AUSTRALIA PASSES BREACH NOTIFICATION RULES

27 February 2017

After several years of deliberation, Australia is to introduce mandatory data breach reporting requirements.

On February 13, the Privacy Amendment (Notifiable Data Breaches) Bill 2016 was passed by the Australian Senate and House of Representatives. The Bill requires Royal Assent before it can be implemented, however, it is expected to apply within the next twelve months. 

Once implemented, the amendment will require government agencies and Australian companies with an annual turnover of over AUD 3 million to notify the Australian Information Commissioner of an eligible data breach. Consequently, companies will also be required to inform affected customers.

Under the Bill, an eligible data breach is defined as unauthorised access or disclosure of personal information – such as identifying information or credit card details – that would likely lead to “serious harm” to the individual about whom the information relates.
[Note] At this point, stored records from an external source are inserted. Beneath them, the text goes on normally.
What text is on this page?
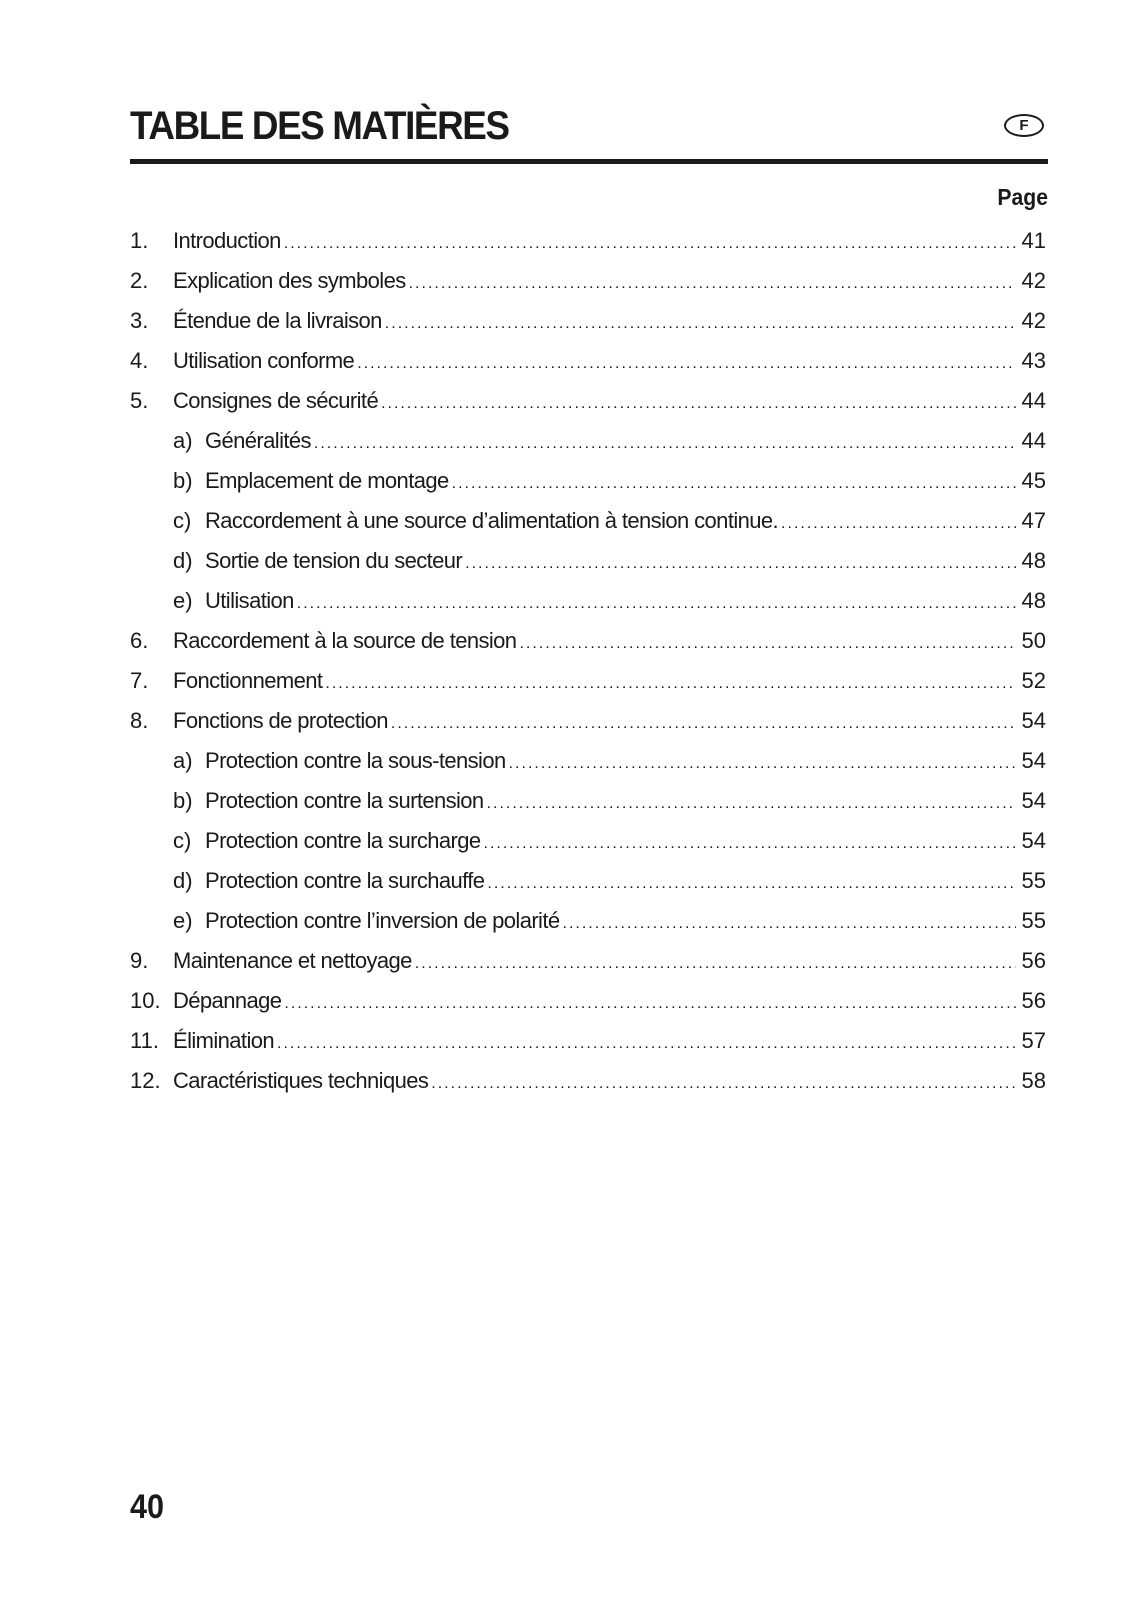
TABLE DES MATIÈRES	F
Page
1.	Introduction .....	41
2.	Explication des symboles .....	42
3.	Étendue de la livraison .....	42
4.	Utilisation conforme .....	43
5.	Consignes de sécurité .....	44
a) Généralités .....	44
b) Emplacement de montage .....	45
c) Raccordement à une source d’alimentation à tension continue. .....	47
d) Sortie de tension du secteur .....	48
e) Utilisation .....	48
6.	Raccordement à la source de tension .....	50
7.	Fonctionnement .....	52
8.	Fonctions de protection .....	54
a) Protection contre la sous-tension .....	54
b) Protection contre la surtension .....	54
c) Protection contre la surcharge .....	54
d) Protection contre la surchauffe .....	55
e) Protection contre l’inversion de polarité .....	55
9.	Maintenance et nettoyage .....	56
10. Dépannage .....	56
11. Élimination .....	57
12. Caractéristiques techniques .....	58
40
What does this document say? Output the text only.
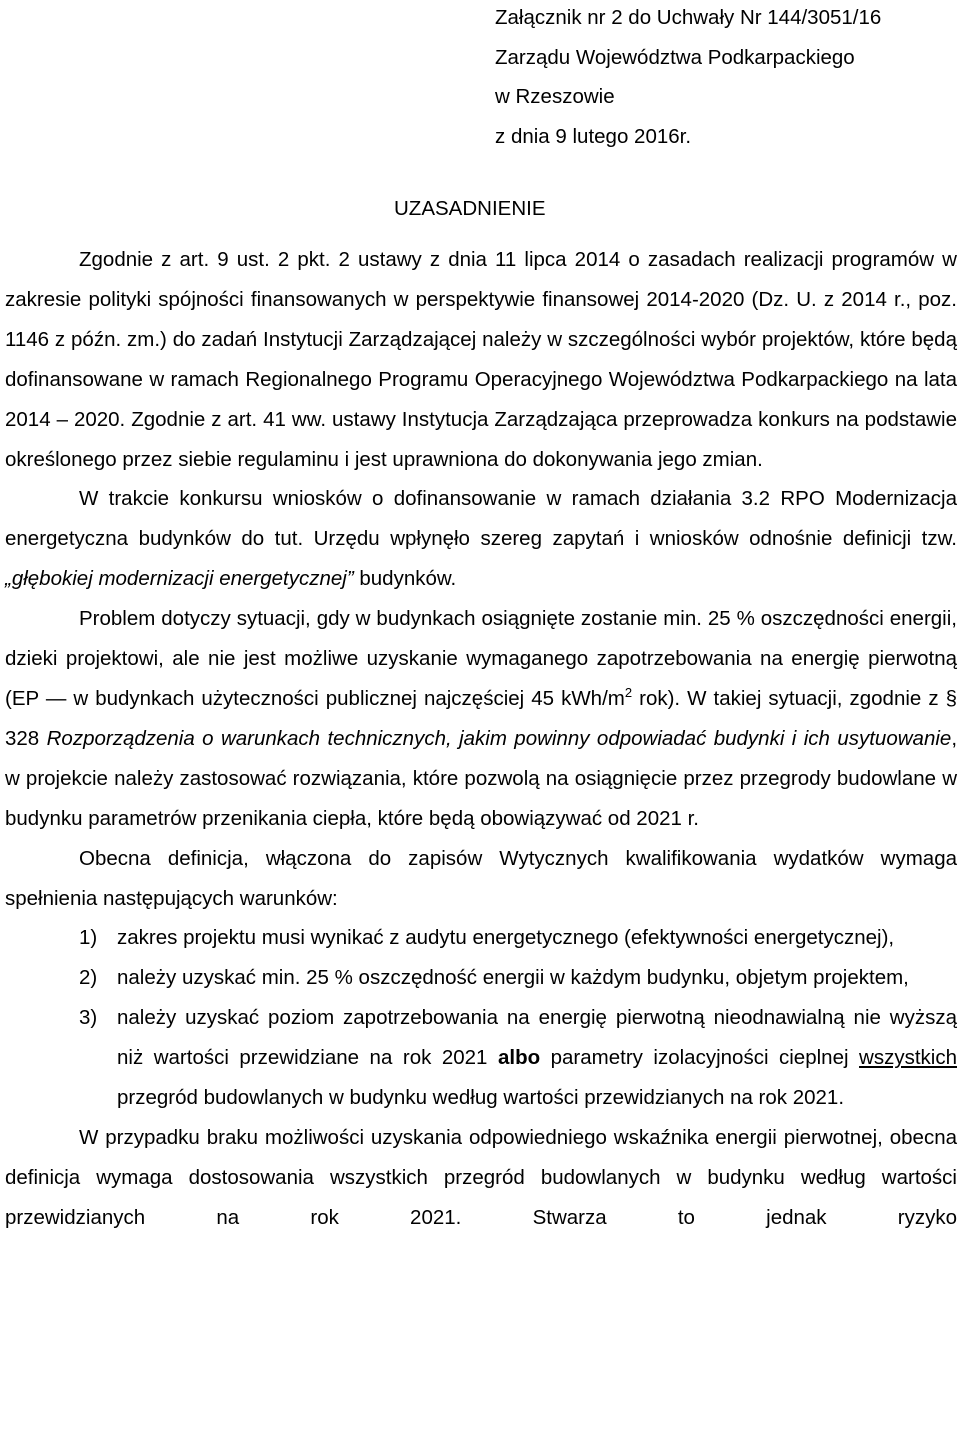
Załącznik nr 2 do Uchwały Nr 144/3051/16
Zarządu Województwa Podkarpackiego
w Rzeszowie
z dnia 9 lutego 2016r.
UZASADNIENIE

Zgodnie z art. 9 ust. 2 pkt. 2 ustawy z dnia 11 lipca 2014 o zasadach realizacji programów w zakresie polityki spójności finansowanych w perspektywie finansowej 2014-2020 (Dz. U. z 2014 r., poz. 1146 z późn. zm.) do zadań Instytucji Zarządzającej należy w szczególności wybór projektów, które będą dofinansowane w ramach Regionalnego Programu Operacyjnego Województwa Podkarpackiego na lata 2014 – 2020. Zgodnie z art. 41 ww. ustawy Instytucja Zarządzająca przeprowadza konkurs na podstawie określonego przez siebie regulaminu i jest uprawniona do dokonywania jego zmian.

W trakcie konkursu wniosków o dofinansowanie w ramach działania 3.2 RPO Modernizacja energetyczna budynków do tut. Urzędu wpłynęło szereg zapytań i wniosków odnośnie definicji tzw. „głębokiej modernizacji energetycznej” budynków.

Problem dotyczy sytuacji, gdy w budynkach osiągnięte zostanie min. 25 % oszczędności energii, dzieki projektowi, ale nie jest możliwe uzyskanie wymaganego zapotrzebowania na energię pierwotną (EP — w budynkach użyteczności publicznej najczęściej 45 kWh/$m^2$ rok). W takiej sytuacji, zgodnie z § 328 Rozporządzenia o warunkach technicznych, jakim powinny odpowiadać budynki i ich usytuowanie, w projekcie należy zastosować rozwiązania, które pozwolą na osiągnięcie przez przegrody budowlane w budynku parametrów przenikania ciepła, które będą obowiązywać od 2021 r.

Obecna definicja, włączona do zapisów Wytycznych kwalifikowania wydatków wymaga spełnienia następujących warunków:

1) zakres projektu musi wynikać z audytu energetycznego (efektywności energetycznej),
2) należy uzyskać min. 25 % oszczędność energii w każdym budynku, objetym projektem,
3) należy uzyskać poziom zapotrzebowania na energię pierwotną nieodnawialną nie wyższą niż wartości przewidziane na rok 2021 albo parametry izolacyjności cieplnej wszystkich przegród budowlanych w budynku według wartości przewidzianych na rok 2021.

W przypadku braku możliwości uzyskania odpowiedniego wskaźnika energii pierwotnej, obecna definicja wymaga dostosowania wszystkich przegród budowlanych w budynku według wartości przewidzianych na rok 2021. Stwarza to jednak ryzyko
It also applies to the loss of data, such as misplacing a hard drive or laptop containing a list of customer contact details. 

Failure to comply with the new privacy law can result in fines of up to AUD 1.8 million, while the notification of a breach could be seen as an admission of liability.

Wider trend

The privacy amendment will bring Australia more in line with consumer protection and privacy regimes in the US, as well as with the upcoming General Data Protection Regulation (GDPR) in Europe. As already seen in the US, mandatory notification requirements typically result in higher breach response costs, which in turn has helped drive demand for cyber insurance. 

Affected organisations should now start thinking about the potential financial impact of a data breach under the new law, as well as the appropriateness of their insurance cover. 

Cyber insurance is now widely available in the domestic Australian insurance market, although broader cover and greater capacity can be found in the London cyber insurance market. 

Given the potential for a larger quantum of loss under the new data protection laws, we would strongly advise Australian companies to take an international view when building their cyber insurance program.